Une semaine plus tard, dans la même émission, alors que la communauté ultramarine et de nombreux autres Français s’indignaient encore de l’absence de condamnation officielle des contre-vérités évoquées par Madame Angot, un prétendu « droit de réponse » d’une rare médiocrité intellectuelle nous était infligé. La chroniqueuse regrettait de « n’avoir pas réussi se faire comprendre…», tandis que pour le producteur de l’émission « ils avaient fait preuve, au cours de leur vie et de leur carrière, d’antiracisme et d’humanisme »...

Il s’agit là d’une imposture. En réalité, au lieu d’un droit de réponse accordé aux personnes réellement visées par les propos de Madame Angot, qui étaient une véritable apologie de l’esclavage et en particulier de l’esclavage raciste de masse, cette seconde émission n’a été que l’occasion, pour Madame Angot, de se montrer incapable de reconnaître ce qu’elle avait dit et tout le monde avait déjà compris, à savoir qu’il y aurait une hiérarchie des crimes contre l’humanité.

Agissant de la sorte Madame Angot refuse catégoriquement d’admettre que l’esclavage raciste de masse, un temps légalisé en Europe, était simplement une manière de tuer des gens au travail à cause de la couleur de leur peau, dans un laps de temps excédant rarement cinq ans, sans parler du fait que pour un Africain débarqué aux colonies, cinq autres avaient déjà perdu la vie.

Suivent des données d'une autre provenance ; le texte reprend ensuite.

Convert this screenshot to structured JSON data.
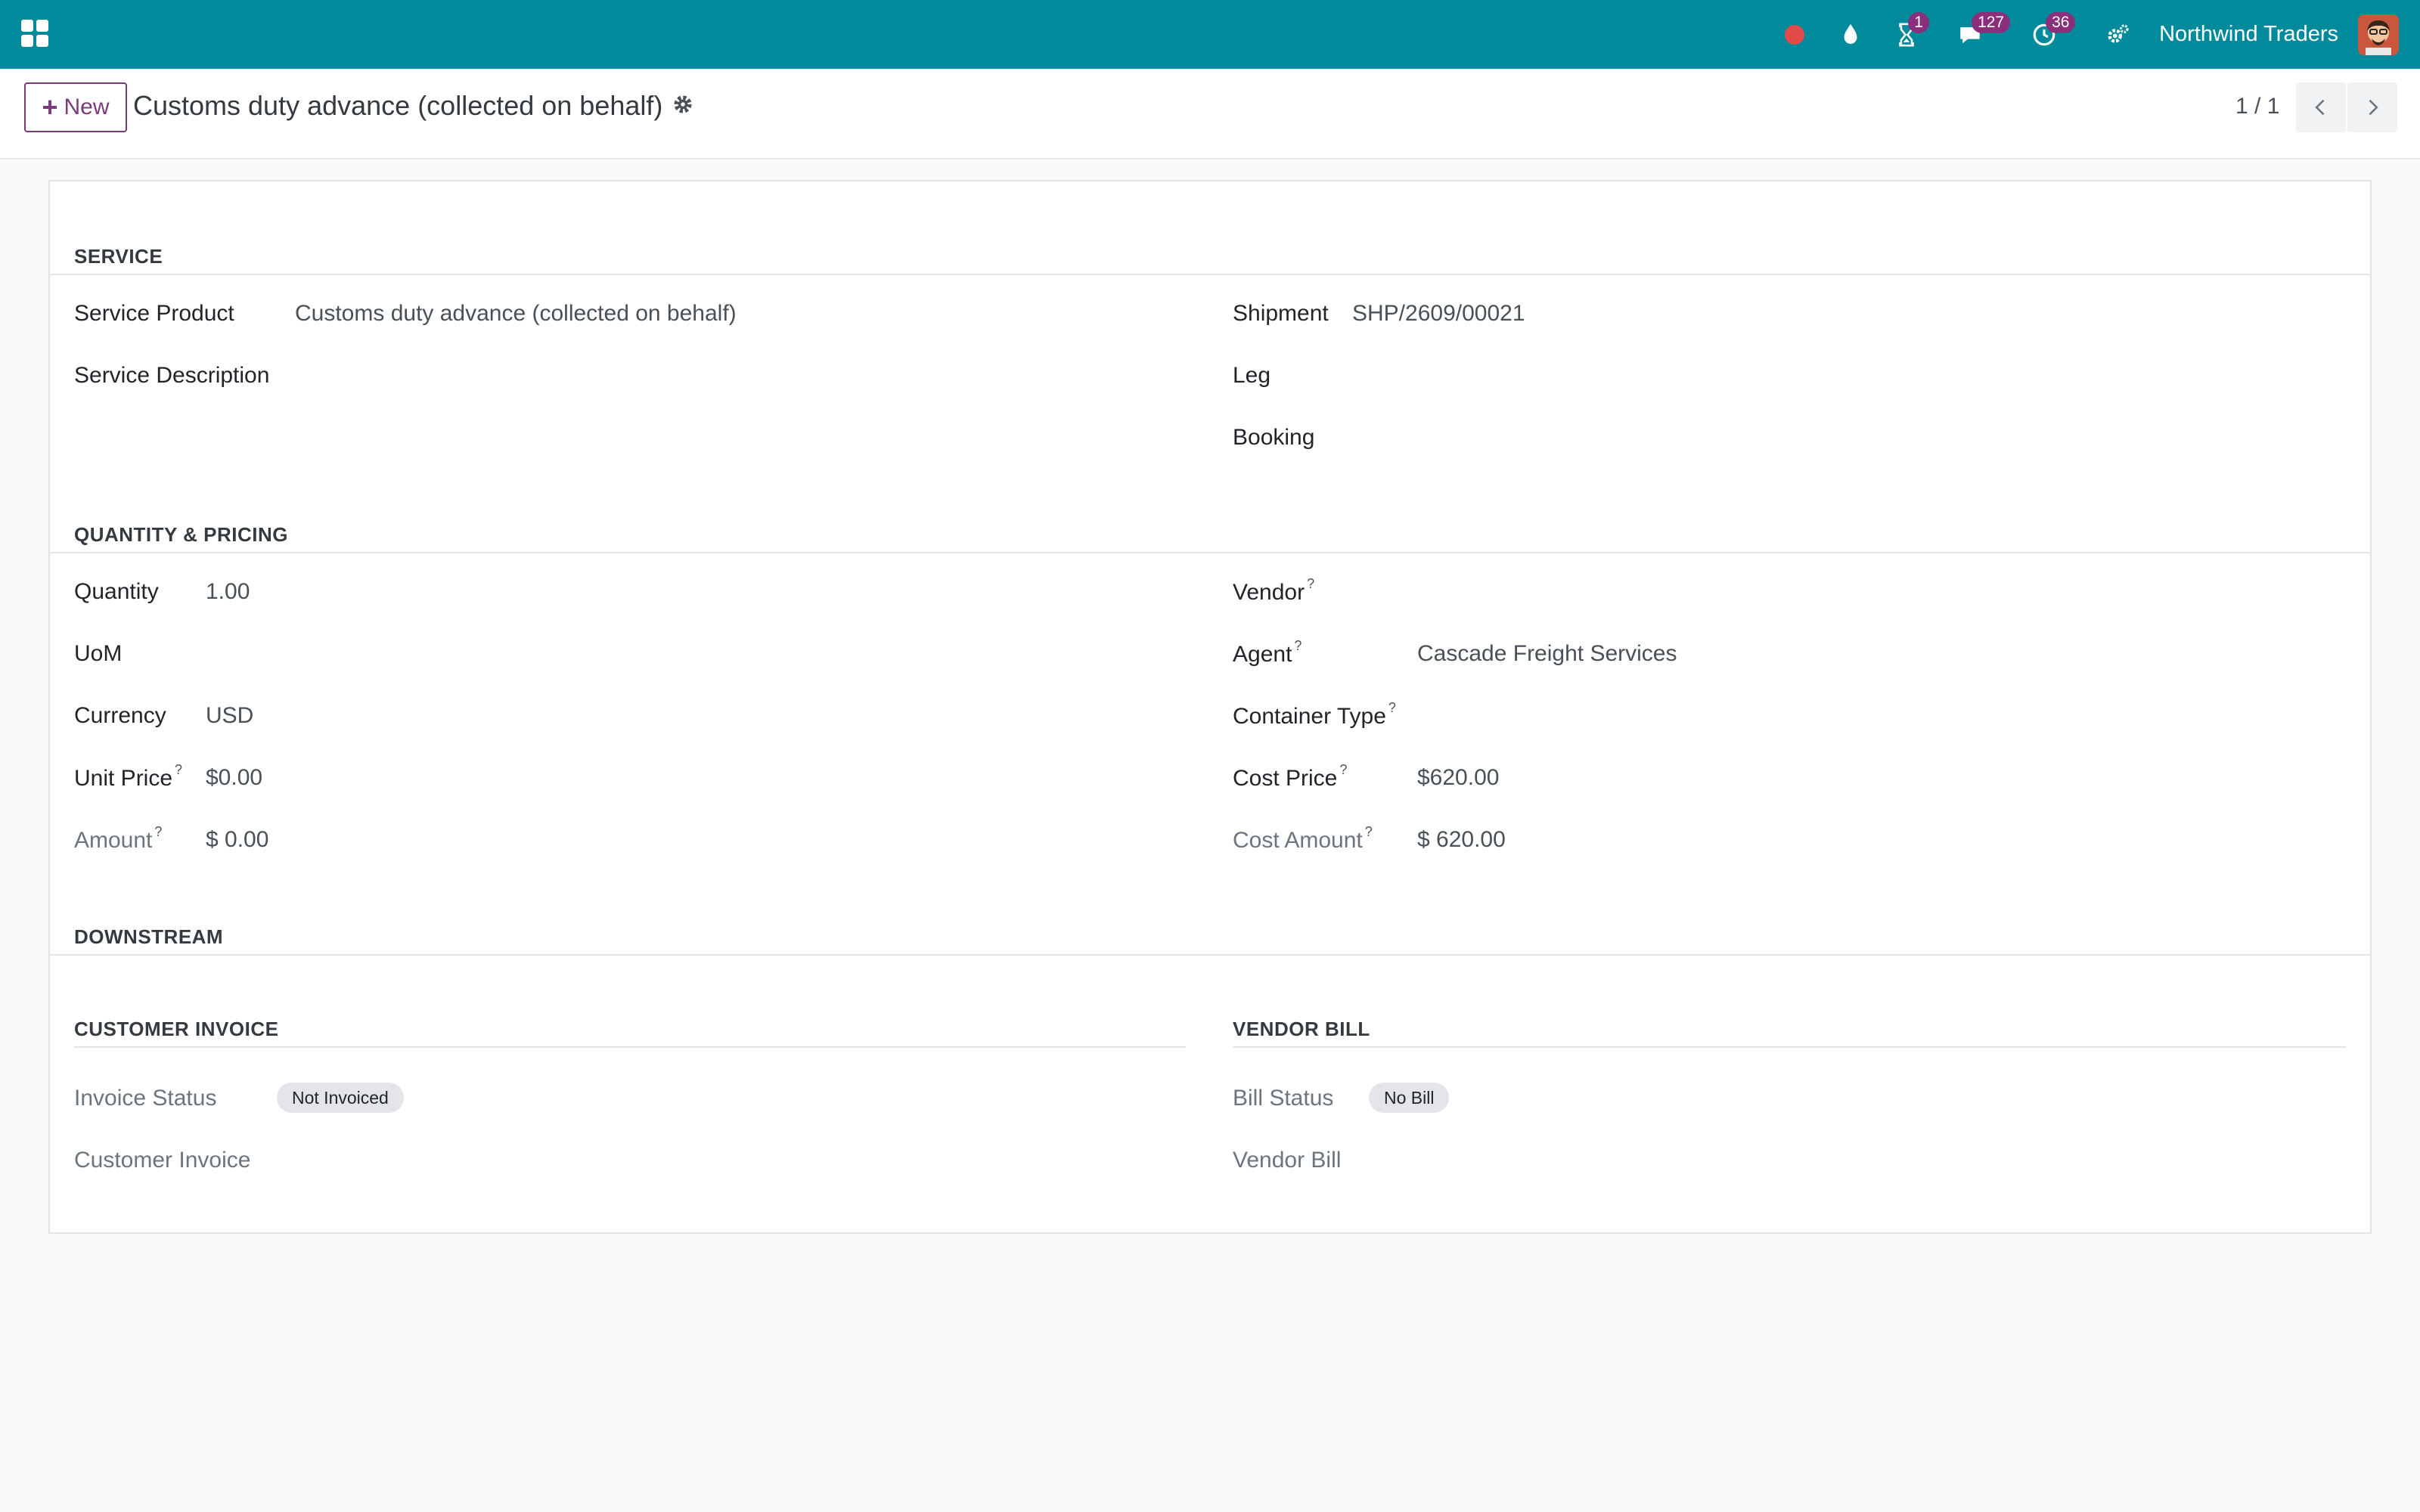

Le Conseil Représentatif des Français d’Outremer estime que ce prétendu « mea culpa » ne retire en rien le caractère délictuel des propos tenus le 1er juin. Le CREFOM considère en outre que l’apologie de l’esclavage, qui est le fond de la pensée de Madame Angot exprimée ce jour-là, n’a pas à être véhiculée sur les antennes d’une chaîne publique. Si une réponse judiciaire est bien sûr nécessaire, une prise de position claire de la présidence de France Télévisions s’impose par ailleurs. Des mesures appropriées doivent être prises pour que de tels excès ne se reproduisent jamais.

À l’heure où l’on n’est toujours pas revenu sur le projet - non justifié et non concerté - de faire disparaître France Ô en septembre 2020 - alors que la chaîne France 4 se verra probablement accorder un sursis - on ne peut croire, au vu de l’affaire Angot, des réactions inacceptables du producteur et du silence du diffuseur, à la volonté de donner plus de place à l’Outremer sur les chaînes du service public français.

L’esclavage français doit être présenté pour ce qu’il a été : Une déportation organisée, un crime de masse, l’expression légalisée et monstrueuse d’un racisme d’État. La loi le qualifie de crime contre l’humanité.

Seule la reconnaissance de cette réalité par une prise de position officielle de l’État et de France Télévisions, avec l’annonce de mesures concrètes pour lutter contre le révisionnisme et l’ignorance de l’histoire de France, nous permettront de retrouver confiance.

La France, pays des droits de l’homme, ne doit jamais oublier que nombre d’Ultramarins ont sacrifié leur vie pour elle, tandis que la France esclavagiste avait déporté leurs ancêtres et les avait tués au travail en leur refusant la qualité d’êtres humains.

Je vous prie d’accepter, Madame la présidente, l’expression de ma parfaite considération.